Segitiga Bermuda

13.1K 1.6K 110
                                    

Aku menatap pada cangkir tehku yang masih terisi penuh dan tak tersentuh. Sebagai penikmat teh karena lambungku tak bisa terkena kafein, biasanya aku merasa tenang berada di tempat seperti ini.

Restoran ini menyediakan tempat yang tenang juga begitu privasi. Aku tak akan heran melihat harga satu makanannya hampir sama dengan pengeluaran permingguku saat dulu masih menjadi sekretaris Baskara.

Sekarang, sejak menjadi kekasihnya, aku dipindahkan menjadi manager keuangan perusahaannya. Jabatan yang mudah aku dapatkan karena aku sudah bersedia menjadi simpanan lelaki itu.

Tapi, Baskara mengatakan jabatan ini memang pantas aku dapatkan, melewati beberapa tes dan berkas aku memang lulus. Banyak orang yang mengatakan juga kalau kepintaranku tak seharusnya berputar sebagai sekretaris. Jabatan seorang manager memang layak untuk aku sandang.

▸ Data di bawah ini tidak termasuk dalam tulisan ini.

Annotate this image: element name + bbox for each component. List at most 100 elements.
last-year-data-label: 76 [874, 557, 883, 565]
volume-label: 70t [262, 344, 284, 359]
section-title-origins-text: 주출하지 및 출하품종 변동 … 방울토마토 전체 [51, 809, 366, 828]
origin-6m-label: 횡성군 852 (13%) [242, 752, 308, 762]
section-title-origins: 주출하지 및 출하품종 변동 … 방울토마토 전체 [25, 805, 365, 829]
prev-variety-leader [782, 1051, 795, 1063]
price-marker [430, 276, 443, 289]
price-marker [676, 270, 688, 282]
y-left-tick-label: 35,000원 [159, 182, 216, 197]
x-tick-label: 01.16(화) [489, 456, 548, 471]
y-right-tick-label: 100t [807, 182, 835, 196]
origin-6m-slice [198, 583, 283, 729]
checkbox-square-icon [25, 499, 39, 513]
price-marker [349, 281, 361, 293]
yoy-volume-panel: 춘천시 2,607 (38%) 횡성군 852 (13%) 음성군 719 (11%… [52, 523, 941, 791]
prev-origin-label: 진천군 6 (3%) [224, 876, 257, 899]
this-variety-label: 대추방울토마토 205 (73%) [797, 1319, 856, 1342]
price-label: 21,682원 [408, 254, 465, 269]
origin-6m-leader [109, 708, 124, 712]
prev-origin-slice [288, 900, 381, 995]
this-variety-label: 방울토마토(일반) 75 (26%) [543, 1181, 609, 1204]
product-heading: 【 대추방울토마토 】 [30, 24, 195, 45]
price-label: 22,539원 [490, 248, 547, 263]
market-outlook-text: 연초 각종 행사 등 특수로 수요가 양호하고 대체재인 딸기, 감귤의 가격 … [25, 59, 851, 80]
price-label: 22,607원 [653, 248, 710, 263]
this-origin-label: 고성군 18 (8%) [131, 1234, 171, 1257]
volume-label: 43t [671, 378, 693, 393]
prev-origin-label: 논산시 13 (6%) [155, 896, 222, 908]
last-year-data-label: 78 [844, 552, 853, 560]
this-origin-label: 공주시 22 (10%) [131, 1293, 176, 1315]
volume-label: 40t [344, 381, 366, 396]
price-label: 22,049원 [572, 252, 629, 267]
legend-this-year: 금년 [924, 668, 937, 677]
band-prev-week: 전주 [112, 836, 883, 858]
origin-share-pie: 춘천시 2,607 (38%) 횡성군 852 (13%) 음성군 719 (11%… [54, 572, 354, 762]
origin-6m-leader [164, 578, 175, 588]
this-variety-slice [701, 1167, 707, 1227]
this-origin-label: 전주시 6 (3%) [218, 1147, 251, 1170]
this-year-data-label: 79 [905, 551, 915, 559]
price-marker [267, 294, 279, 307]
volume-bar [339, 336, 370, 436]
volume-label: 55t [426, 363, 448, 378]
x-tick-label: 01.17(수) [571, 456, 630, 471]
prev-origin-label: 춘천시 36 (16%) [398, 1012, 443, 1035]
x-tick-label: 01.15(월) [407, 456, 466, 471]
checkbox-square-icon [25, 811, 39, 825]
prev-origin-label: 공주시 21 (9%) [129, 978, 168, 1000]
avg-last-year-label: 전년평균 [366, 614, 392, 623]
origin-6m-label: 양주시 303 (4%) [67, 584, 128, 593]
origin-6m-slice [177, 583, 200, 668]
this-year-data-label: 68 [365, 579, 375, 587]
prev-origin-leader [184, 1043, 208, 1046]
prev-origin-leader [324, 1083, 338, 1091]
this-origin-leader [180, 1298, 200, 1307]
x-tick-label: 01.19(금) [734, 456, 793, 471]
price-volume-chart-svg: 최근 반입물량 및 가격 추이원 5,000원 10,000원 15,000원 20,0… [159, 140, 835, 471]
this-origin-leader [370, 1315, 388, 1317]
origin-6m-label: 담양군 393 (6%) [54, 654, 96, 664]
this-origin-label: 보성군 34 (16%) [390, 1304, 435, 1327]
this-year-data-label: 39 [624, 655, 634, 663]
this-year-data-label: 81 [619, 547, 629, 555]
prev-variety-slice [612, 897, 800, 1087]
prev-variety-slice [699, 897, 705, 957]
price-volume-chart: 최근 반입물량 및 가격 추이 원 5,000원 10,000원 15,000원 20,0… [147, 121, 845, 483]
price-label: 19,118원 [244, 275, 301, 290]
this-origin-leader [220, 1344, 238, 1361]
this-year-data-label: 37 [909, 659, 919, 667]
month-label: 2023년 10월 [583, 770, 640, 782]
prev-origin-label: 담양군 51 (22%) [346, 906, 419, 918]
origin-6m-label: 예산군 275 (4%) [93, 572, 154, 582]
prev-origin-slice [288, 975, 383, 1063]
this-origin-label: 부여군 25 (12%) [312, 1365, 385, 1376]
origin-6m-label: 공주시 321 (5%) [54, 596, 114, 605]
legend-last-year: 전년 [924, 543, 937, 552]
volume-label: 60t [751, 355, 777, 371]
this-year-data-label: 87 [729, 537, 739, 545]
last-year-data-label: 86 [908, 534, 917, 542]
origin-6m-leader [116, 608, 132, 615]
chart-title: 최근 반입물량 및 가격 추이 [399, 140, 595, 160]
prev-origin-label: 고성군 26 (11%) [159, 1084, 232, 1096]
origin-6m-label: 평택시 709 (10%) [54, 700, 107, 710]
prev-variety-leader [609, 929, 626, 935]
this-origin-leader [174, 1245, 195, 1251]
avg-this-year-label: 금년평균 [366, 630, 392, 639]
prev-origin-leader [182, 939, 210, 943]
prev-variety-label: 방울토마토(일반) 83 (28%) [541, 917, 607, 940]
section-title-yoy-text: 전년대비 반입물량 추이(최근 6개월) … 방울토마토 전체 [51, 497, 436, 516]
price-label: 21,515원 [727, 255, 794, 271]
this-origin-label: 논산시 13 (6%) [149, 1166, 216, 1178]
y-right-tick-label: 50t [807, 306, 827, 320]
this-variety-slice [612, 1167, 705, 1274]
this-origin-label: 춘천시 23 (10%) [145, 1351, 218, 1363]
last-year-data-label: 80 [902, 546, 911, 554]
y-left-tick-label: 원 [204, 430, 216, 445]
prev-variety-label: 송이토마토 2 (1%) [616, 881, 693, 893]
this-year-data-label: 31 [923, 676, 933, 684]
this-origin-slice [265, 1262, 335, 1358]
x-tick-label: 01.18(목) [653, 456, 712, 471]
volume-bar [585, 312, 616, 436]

Sayang sekali, aku tak percaya. Dan seharusnya mereka juga tak percaya pada itu. Karena jabatan ini memang bersamaan dengan aku resmi menjadi kekasih gelap Baskara.

Kehidupan yang nyaman dan tentram berubah drastis. Seakan tiap hari aku bisa merasakan apa itu namanya hujan uang. Baskara tentu saja bukan tipe kekasih pelit. Ia senang memanjakanku dengan kemewahan.

Awal kami menjalin hubungan, aku hanya mau menerima barang-barang kecil yang tak mahal. Baskara tentu saja gemas karena baginya, aku cukup menurut dengan barang yang ia kasih. Bukan protes setiap aku mencari tahu harga hadiah yang selalu ia berikan.

Aku bukannya jual mahal padanya. Apa lagi bertindak menutupi sifat matre. Aku hanya belum terbiasa dengan barang mewah yang tiba-tiba ada di dalam apartemen mungilku. Baskara bisa dengan mudah memberikan liontin seharga mobil pajero, dan besoknya membawa gelang bertaburan berlian seharga rumah. Sedangkan aku untuk melunasi apartemenku saja butuh empat tahun kerja menjadi sekretarisnya.

Dan semuanya tak mudah mendapati diriku dimanjakan dengan hartanya.

Karena aku menerima Baskara sebagai lelaki yang aku cintai apa adanya. Bukan sebagai Baskara atasanku yang memiliki harta melimpah.

Kian hari diiringi protesan Baskara soal aku menolak hadiah-hadiah mewahnya, aku jadi semakin tahu, kalau lelaki itu memiliki harga diri yang tinggi. Sekali aku menolak hadiahnya, dia akan membawakan hadiah lainnya sampai aku menerimanya. Pada akhirnya, aku hanya bisa pasrah dengan limpahan yang ia berikan.

Dan semakin lama, aku terbiasa pada hal itu. Toh, dia membelikan itu semua dengan uangnya. Aku tahu Baskara adalah pengusaha bersih. Dia tahu bermain bisnis dengan aman tanpa kelicikan untuk mengembangkan perusahaan.

Baskara lelaki pintar dan pekerja keras. Empat tahun mendampingi dan bertemu setiap hari, membuatku mengenal baik siapa Baskara.

Maka tak susah untuk membalas perasaannya dulu. Aku bisa jatuh cinta dengan mudah pada lelaki itu.

Mataku menatap kosong pada cincin bermata berlian biru yang merupakan hadiah ulang tahunku dari Baskara. Sejak Baskara marah karena aku mengeluh tentang menerima hujaman hadiah mewahnya, aku berhenti mencaritahu berapa harga setiap barangnya.

"Aku kasih kamu hadiah bukan artinya aku minta balasan hadiah yang setara. Aku kasih kamu hadiah karena aku suka apa yang aku lihat dan di dalam pikiranku kamu akan cantik sekali memakai hadiahku. Kalo kamu emang menghargainya, tolong terima aja."

Baskara mengatakan itu dengan raut muram. Dia baru saja pulang dari Austria dan langsung ke apartemenku tengah malam. Aku yakin ia bisa saja marah berteriak karena sudah sekian kalinya aku mengeluh tentang hadiah yang ia berikan. Tapi, lelaki itu hanya berkata pelan sambil menyandarkan tubuhnya di sofa.

"Maaf menunggu lama. Jujur aku tersesat masuk ke hotel ini."

Aku menoleh pada perempuan tinggi berbadan kurus yang memakai pakaian kasual namun feminim.